Office Lens is a free phone app that can scan photos for text and copy the text to Word
By Stephen Pate – Office Lens, a free app from Microsoft, scans photos for words and numbers and makes it easy to copy the text to Word. I use Office Lens regularly because it’s so easy to use and the text extraction is automatic and simple.
The Office Lens app is free for the iPad, iPhone and Windows Phone.
The images can be stored on OneDrive, the Microsoft cloud storage file system, or OneNote. Text in the image is scanned automatically and stored with the photo.
The scanning is not perfect: Office Lens makes the odd mistake which is normal for OCR programs. It is much easier to correct them than typing pages of documents.
This is one of the post-PC ideas planned by Microsoft’s new CEO Satya Nadella. Microsoft will work on technology that ties hardware, software and online services encompasses from mobile to desktop according to the WSJ.
Office Lens is a very cool app that can capture whiteboards at meetings, receipts, books or any kind of printed document.
Microsoft calls Office Lens a scanner for your pocket, if you have a compatible phone. The Android version is expected to ship with Office Touch for Android later this year.
How to scan text with Office Lens
OK, so scanning is old news and so is optical character recognition or OCR. What is slick about Office Lens is how smooth the integration works from photo to Word document.
There are six simple automated steps in the process:
1. Install Office Lens on your iPhone, iPad or Windows Phone 8.
In Settings, decide where you want to save the pictures. The most logical place is OneDrive. Sign into your OneDrive account and syncing will be automatic.
You can also choose how big the save picture will be from 2048 x 1536 (3Mb) to 3264 by 2448 (8Mb). The default is 2592 x 1456 which works fine for me.
2. Open Office Lens and chose the photograph mode: photo, whiteboard or document. Office Lens will adjust the photo for the different sources. You can also turn the auto flash on or off here. Flash is helpful taking photographs of pages when the camera is close to the page.
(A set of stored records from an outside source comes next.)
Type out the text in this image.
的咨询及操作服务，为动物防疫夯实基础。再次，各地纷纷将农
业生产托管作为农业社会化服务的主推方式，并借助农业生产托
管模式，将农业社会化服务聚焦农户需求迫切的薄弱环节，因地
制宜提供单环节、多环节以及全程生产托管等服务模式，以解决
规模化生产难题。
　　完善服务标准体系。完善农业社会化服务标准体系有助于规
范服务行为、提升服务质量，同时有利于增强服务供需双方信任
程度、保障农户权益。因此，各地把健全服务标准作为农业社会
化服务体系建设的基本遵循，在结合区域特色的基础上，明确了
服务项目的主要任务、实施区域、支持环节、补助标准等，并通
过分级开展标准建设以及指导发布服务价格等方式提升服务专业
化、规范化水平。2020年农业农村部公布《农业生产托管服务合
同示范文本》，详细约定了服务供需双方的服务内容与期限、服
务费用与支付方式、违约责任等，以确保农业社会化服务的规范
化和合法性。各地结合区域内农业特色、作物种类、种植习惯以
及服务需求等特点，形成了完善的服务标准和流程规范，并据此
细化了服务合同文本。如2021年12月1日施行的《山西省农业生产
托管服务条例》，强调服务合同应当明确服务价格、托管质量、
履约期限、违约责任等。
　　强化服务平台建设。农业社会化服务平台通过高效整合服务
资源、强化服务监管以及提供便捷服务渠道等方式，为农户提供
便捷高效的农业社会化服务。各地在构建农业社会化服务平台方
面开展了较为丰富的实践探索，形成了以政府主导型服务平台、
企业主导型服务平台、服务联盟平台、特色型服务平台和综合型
3. Take a picture using the Camera icon of the document, white board, sign or anything that has letters and numbers. Office Lens will show a box around what it thinks you want. Take your time to include the right part of the document and click the camera icon. The program will show that it is “working” on your photo.
The Camera icon now has a + sign on the upper right, indicating you can take more pictures of the same page, whiteboard etc. which is handy when the page is too big for one photo.
4. To Save the photo, touch the Save icon. The default page title is the date, time and program. I name the document something I can find later, like the name of the meeting or book title and page.
Office Lens will show you the “Recent Documents”, which are automatically included in OneNote and synced to OneDrive if your phone is set to sync automatically. If your phone is manually syncing to OneDrive, sync the photos now.
5. Open the photo in OneDrive at OneDrive/live.com on your computer Desktop. The photos will be stored in either Recent or Pictures/Camera Roll. If you see the photo but no extracted text, give it a minute to process. The text extraction takes a few minutes.
6. Click on the pen icon to the right of the Extracted Text to either save or copy the text from your photo.
You can also extract the text in OneNote. Open the picture in OneNote, right click on the image, “Copy Text From Picture” and past the text into Word or other document. You can also make the text in the picture searchable from the right click screen.
Using Office Lens
I can think of hundreds of places to use Office Lens, for students, researchers, teachers, lawyers, accountants – any one who needs the text from a printed document, sign or whiteboard.
It makes getting copies of documents so much easier. If you use it often, you may create sub-directory under Camera Roll to keep photographs separate.